Я думаю, что Генри Стюарта тоже можно возвращать ко двору, чтобы мы могли хотя бы утешиться компанией друг друга, раз уж нам не суждено сочетаться браком. Однако, к моему огромному удивлению, мне отказали в этом разрешении, и сделал это мой сын. Он вытянулся в полный рост, став немного выше меня, и сказал, что не потерпит распущенности в своем дворе. Я чуть не рассмеялась ему в лицо.
– Но, Яков! – обращаюсь я к нему, как к маленькому капризному мальчику. – Не тебе судить моих друзей.
– Вообще-то мне, – отвечает он, и говорит очень холодно, совсем не как мой сын. – Будь уверена, что это мой двор и я буду судить о тех, кто появляется тут. У меня уже есть один отчим, второй мне ни к чему. Я думал, тебе уже хватило мужей.
– Но Генри не станет пытаться управлять тобой! – восклицаю я. – Он же всегда был таким хорошим другом для тебя. И он такой очаровательный. Мне он очень нравится, с ним приятно проводить время.
– Вот именно по этим причинам я не хочу, чтобы он появлялся здесь, – жестко говорит Яков.
– Он тебе не приемный отец, потому что он никогда не станет моим мужем.
– А это только все еще больше усложняет. Я-то думал, ты это понимаешь.
– Сын, ты ошибаешься. – Я начинаю всерьез сердиться.
– Нет, леди мама, я прав.
– Я не позволю собой командовать, никому, даже тебе, сын! Я – принцесса Тюдор!
– Это имя становится символом скандала, – парирует Яков. – Любовные приключения твоего брата известны всему миру, да и твое имя тоже запятнано. Я не дам повода к тому, чтобы твое имя поминали в каждой таверне!
– Да как ты смеешь! Всем известно, что ты и твоя компания играет в азартные игры и предается похоти с сомнительными женщинами, напиваясь до бесчувствия! И ты смеешь меня упрекать? Я не сделала ничего дурного, кроме того, что вышла замуж и была предана. И теперь я хочу выйти замуж снова.

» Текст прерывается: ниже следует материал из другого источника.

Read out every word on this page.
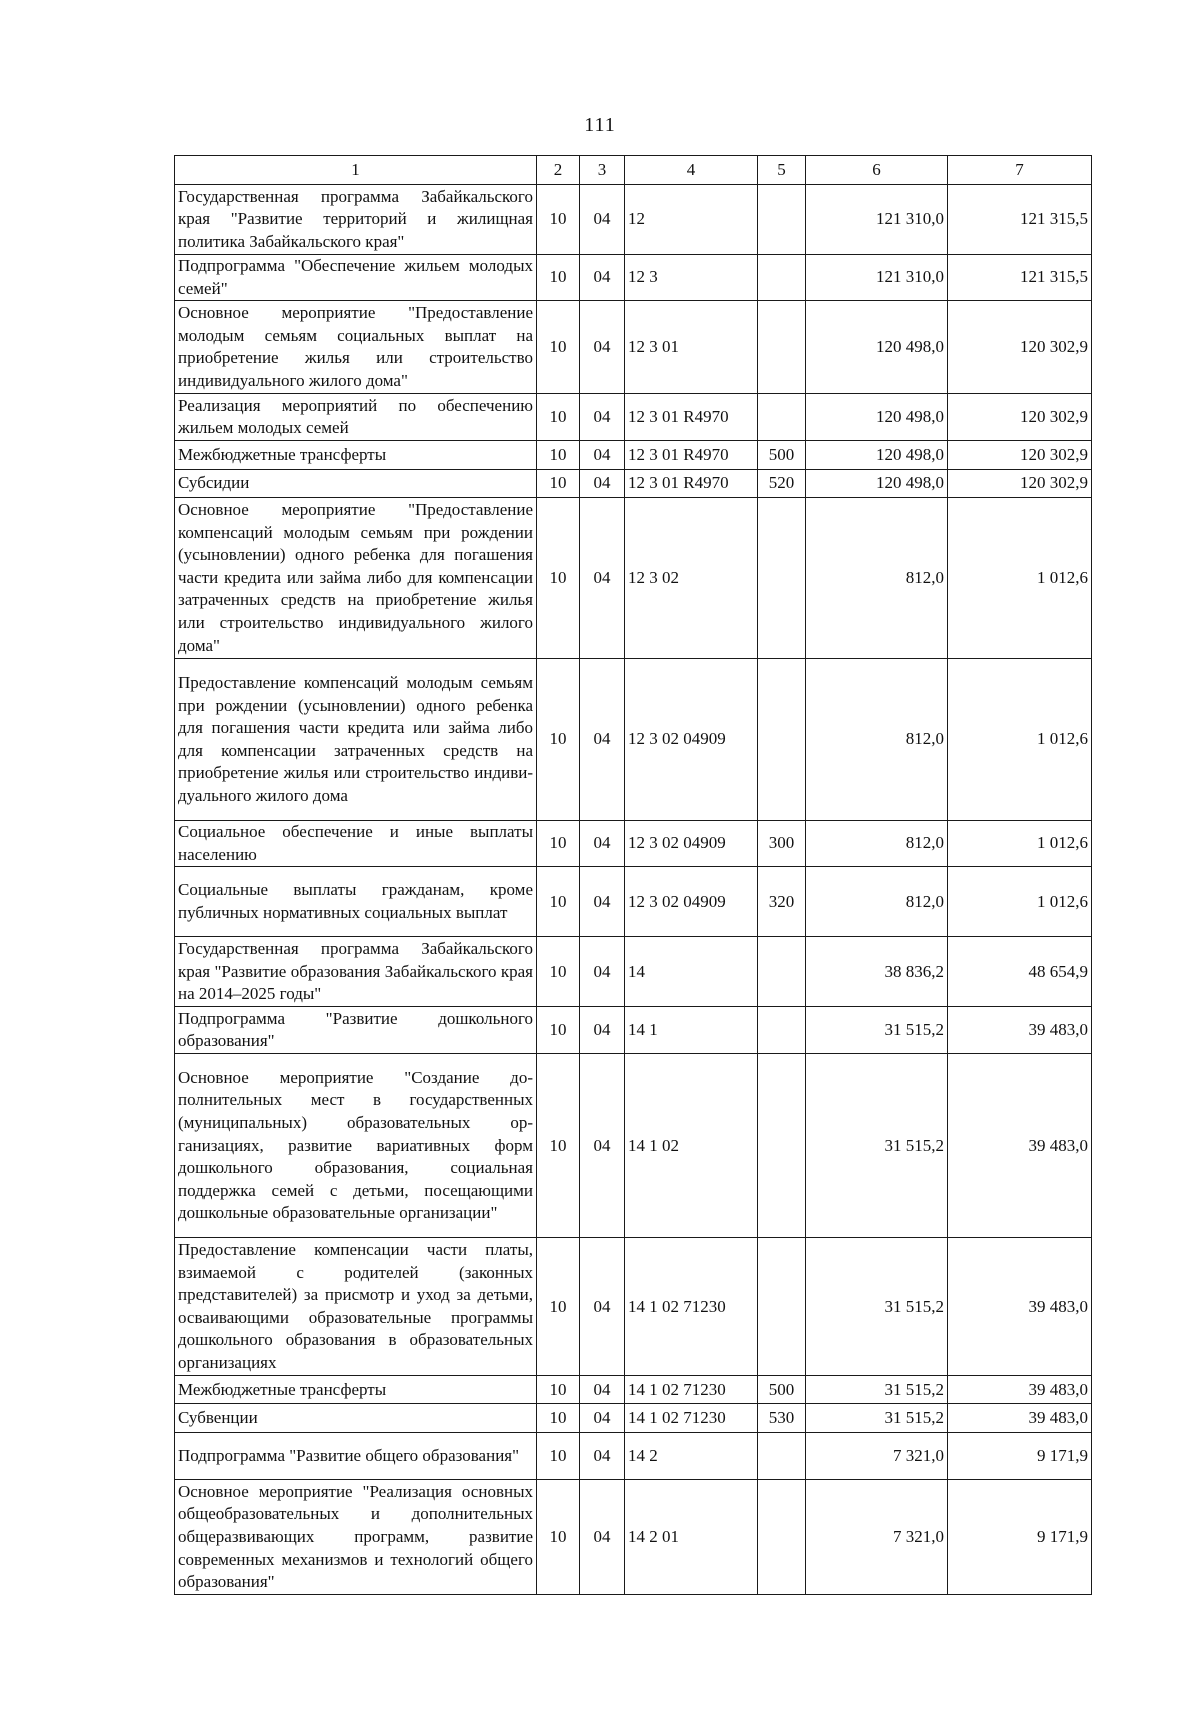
111
1	2	3	4	5	6	7
Государственная программа Забайкальского края "Развитие территорий и жилищная политика Забайкальского края"	10	04	12		121 310,0	121 315,5
Подпрограмма "Обеспечение жильем молодых семей"	10	04	12 3		121 310,0	121 315,5
Основное мероприятие "Предоставление молодым семьям социальных выплат на приобретение жилья или строительство индивидуального жилого дома"	10	04	12 3 01		120 498,0	120 302,9
Реализация мероприятий по обеспечению жильем молодых семей	10	04	12 3 01 R4970		120 498,0	120 302,9
Межбюджетные трансферты	10	04	12 3 01 R4970	500	120 498,0	120 302,9
Субсидии	10	04	12 3 01 R4970	520	120 498,0	120 302,9
Основное мероприятие "Предоставление компенсаций молодым семьям при рождении (усыновлении) одного ребенка для погашения части кредита или займа либо для компенсации затраченных средств на приобретение жилья или строительство индивидуального жилого дома"	10	04	12 3 02		812,0	1 012,6
Предоставление компенсаций молодым семьям при рождении (усыновлении) одного ребенка для погашения части кредита или займа либо для компенсации затраченных средств на приобретение жилья или строительство индивидуального жилого дома	10	04	12 3 02 04909		812,0	1 012,6
Социальное обеспечение и иные выплаты населению	10	04	12 3 02 04909	300	812,0	1 012,6
Социальные выплаты гражданам, кроме публичных нормативных социальных выплат	10	04	12 3 02 04909	320	812,0	1 012,6
Государственная программа Забайкальского края "Развитие образования Забайкальского края на 2014–2025 годы"	10	04	14		38 836,2	48 654,9
Подпрограмма "Развитие дошкольного образования"	10	04	14 1		31 515,2	39 483,0
Основное мероприятие "Создание дополнительных мест в государственных (муниципальных) образовательных организациях, развитие вариативных форм дошкольного образования, социальная поддержка семей с детьми, посещающими дошкольные образовательные организации"	10	04	14 1 02		31 515,2	39 483,0
Предоставление компенсации части платы, взимаемой с родителей (законных представителей) за присмотр и уход за детьми, осваивающими образовательные программы дошкольного образования в образовательных организациях	10	04	14 1 02 71230		31 515,2	39 483,0
Межбюджетные трансферты	10	04	14 1 02 71230	500	31 515,2	39 483,0
Субвенции	10	04	14 1 02 71230	530	31 515,2	39 483,0
Подпрограмма "Развитие общего образования"	10	04	14 2		7 321,0	9 171,9
Основное мероприятие "Реализация основных общеобразовательных и дополнительных общеразвивающих программ, развитие современных механизмов и технологий общего образования"	10	04	14 2 01		7 321,0	9 171,9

Что в этом может быть дурного?
Он не отвечает, а только спокойно смотрит на меня, не отводя взгляда, как сделал бы его отец.
Я разворачиваюсь и без прощального поклона вылетаю из комнаты.
Замок Стерлинг,Шотландия, лето 1527
Я еду в Стерлинг, и тут же кто-то говорит Генриху, что меня изгнали из собственного двора и что я живу в грехе с любовником. Кто-то сказал ему, что мой сын пытался меня вразумить и наставить на путь истинный, и когда я отказалась повиноваться, – отослал меня прочь. Генрих шлет мне исполненное гнева письмо, в котором угрожает мне вечным проклятьем, если я не откажусь от греха прелюбодеяния. Якову он тоже пишет и велит ему менять свой образ жизни. Он должен перестать пить, ходить в публичные дома и посвятить себя добрым делам и спортивным играм. Я потрясена этим жестким морализаторством и нахожусь в недоумении до тех пор, пока не получаю записку от Марии:
«Мадмуазель Анна не желает отдаваться королю. Они так много говорят о ее добродетели и о том, какие серьезные испытания она проходит. Я ни разу еще не видела такого утонченного соблазнения: мы должны восторгаться ее непорочностью, в то время как вырезы на ее платьях низки до неприличия, а арселе надет на самую макушку. И уж мы точно стали все истово непорочными, танцуя, как шлюхи в таверне. Королева больна, я вообще не представляю себе, как она выдерживает ужины, когда все самые вкусные блюда уходят к молодым женщинам, которые облизывают свои ложки.